Jusqu'ici, tout va bien”. Voilà ce que l'on peut lire encore aujourd'hui sur une borne devant le bâtiment, sauf qu’Anna, “employée” maison, ne partage plus cet avis: “Nous sommes dans une situation de blocage. Nous insistons, nous ne bougerons pas d’ici malgré l'ultimatum et les intimidations du ministre. Nous disposons encore du soutien disons relatif et néanmoins effectif de l'European Broadcasting Union - EBU, notre programme reste diffusé sur sa plateforme internet, pour l’instant en tout cas. Le gouvernement a déjà médiatisé l’embauche de 586 techniciens et journalistes pour faire fonctionner NERIT, sa nouvelle télévision, nous pensons qu’à défaut de pouvoir utiliser nos bâtiments ici à Agia Paraskevi, ils émettront depuis les studios situés au centre-ville, déjà investis par la police dès juin. Nous avons déposé un nouveau recours auprès du Conseil d’État, mais j’avoue, qu’en ce moment c’est bien le brouillard”. Tout irait bien... mais alors jusqu’ici.

ERT, le 25 juillet

Effectivement. Si l'on juge par les efforts que consentent certains pour faire réapparaitre l’emblème et le drapeau de l’Union Européenne sur le toit du bâtiment, car le précédent avait été brûlé par les manifestants aux alentours du 12 juin dernier, eh bien, un certain compromis ne serait guère trop loin peut-être. À l’image de SYRIZA, et de sa confiance renouvelée à l’euro ainsi qu’à ses... structuralismes paraît-il depuis son récent congrès.

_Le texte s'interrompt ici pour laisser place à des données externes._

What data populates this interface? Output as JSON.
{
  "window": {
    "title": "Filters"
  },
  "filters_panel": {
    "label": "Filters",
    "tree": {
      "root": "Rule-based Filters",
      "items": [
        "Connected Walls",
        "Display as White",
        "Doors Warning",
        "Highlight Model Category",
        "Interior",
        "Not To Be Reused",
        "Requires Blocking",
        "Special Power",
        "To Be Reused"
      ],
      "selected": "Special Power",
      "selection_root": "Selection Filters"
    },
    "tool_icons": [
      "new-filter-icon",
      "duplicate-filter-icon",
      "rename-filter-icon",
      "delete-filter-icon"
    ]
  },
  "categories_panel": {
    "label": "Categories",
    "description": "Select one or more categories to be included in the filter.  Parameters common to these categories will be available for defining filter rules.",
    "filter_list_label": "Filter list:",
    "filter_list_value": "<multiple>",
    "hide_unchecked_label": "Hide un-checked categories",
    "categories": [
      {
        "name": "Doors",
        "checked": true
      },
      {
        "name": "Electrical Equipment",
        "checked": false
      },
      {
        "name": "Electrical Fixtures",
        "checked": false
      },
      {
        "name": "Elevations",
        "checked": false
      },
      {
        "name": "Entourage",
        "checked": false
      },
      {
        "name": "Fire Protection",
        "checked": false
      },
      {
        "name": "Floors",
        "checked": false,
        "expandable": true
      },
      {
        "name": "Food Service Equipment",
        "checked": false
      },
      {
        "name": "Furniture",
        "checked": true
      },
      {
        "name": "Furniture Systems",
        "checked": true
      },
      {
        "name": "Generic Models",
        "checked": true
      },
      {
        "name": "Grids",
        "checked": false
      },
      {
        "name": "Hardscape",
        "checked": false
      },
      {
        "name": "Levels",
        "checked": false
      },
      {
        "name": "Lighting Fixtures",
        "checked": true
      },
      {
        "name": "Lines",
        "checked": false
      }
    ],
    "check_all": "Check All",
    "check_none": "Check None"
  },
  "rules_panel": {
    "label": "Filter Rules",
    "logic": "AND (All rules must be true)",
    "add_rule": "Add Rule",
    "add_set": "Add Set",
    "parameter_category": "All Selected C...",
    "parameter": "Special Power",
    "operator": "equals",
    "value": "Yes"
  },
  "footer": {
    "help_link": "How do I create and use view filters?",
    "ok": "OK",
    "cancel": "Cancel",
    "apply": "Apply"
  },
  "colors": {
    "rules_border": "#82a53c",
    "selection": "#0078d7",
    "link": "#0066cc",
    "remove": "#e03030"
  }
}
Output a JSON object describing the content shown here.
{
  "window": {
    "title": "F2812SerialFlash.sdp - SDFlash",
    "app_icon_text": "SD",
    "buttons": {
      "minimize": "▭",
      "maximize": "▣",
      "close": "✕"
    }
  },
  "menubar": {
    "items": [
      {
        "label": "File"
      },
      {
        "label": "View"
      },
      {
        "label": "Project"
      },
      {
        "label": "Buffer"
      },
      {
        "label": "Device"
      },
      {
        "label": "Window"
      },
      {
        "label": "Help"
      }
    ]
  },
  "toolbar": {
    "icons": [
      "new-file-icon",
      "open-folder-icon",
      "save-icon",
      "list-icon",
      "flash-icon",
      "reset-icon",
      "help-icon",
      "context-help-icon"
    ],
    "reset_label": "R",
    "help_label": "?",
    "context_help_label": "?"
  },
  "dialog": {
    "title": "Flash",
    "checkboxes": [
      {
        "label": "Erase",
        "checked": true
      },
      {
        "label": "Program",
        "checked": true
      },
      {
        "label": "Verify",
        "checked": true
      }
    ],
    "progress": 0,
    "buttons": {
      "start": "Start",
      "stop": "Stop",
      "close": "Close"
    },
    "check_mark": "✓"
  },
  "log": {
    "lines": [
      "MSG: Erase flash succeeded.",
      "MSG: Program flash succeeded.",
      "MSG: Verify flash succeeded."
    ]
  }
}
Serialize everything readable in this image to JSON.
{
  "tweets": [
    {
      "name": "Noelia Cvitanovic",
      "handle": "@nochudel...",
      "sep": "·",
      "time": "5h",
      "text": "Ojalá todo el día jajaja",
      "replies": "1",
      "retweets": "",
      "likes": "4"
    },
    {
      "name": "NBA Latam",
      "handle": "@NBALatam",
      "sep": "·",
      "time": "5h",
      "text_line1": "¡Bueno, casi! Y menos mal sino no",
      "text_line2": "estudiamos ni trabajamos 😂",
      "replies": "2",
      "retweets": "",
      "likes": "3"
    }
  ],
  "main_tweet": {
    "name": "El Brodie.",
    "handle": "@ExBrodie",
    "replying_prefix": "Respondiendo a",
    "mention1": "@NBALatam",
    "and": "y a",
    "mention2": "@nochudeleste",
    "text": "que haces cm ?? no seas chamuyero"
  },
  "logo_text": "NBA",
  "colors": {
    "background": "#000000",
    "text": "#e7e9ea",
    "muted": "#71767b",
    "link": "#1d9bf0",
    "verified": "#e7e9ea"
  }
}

ERT avec le drapeau de l'UE au 25 juillet

ERT sans le drapeau de l'UE au 21 juin

Sur cette même avenue Mesogeion il y en a d’autres bâtiments sans drapeau, ni même vie. Abandonnés, vidés, désactivés. Autant de chômeurs et de vies brisées au sens propre et parfois même figuré. Au moins, sur un de ces bâtiments, un graffiti d’actualité et de toute l’histoire, nous rappelle à l’ordre, celui de l’espoir: “Vassili je t'aime”. En voici la preuve que certaines ellipses seront toujours comblées quoi qu'il arrive.

Vassili je t'aime”. Avenue Mesogeion, le 25 juillet

Vassili... l’aimé, comme tant d’autres, serait à retrouver du côté des plages d’Attique qui ne désemplissent pas en ce moment et ceci à toute heure, contrairement à la cour côté ERT. De nombreux députés et cadres Syrizistes seraient alors à leur tour en vacances en ce moment, ou sinon en train de manifester, d’ailleurs, de nombreux heurts ont opposé ces derniers jours des militants issus de la gauche et les Aubedoriens, à Patras, à Kalamata et ailleurs à travers notre pays aux ellipses.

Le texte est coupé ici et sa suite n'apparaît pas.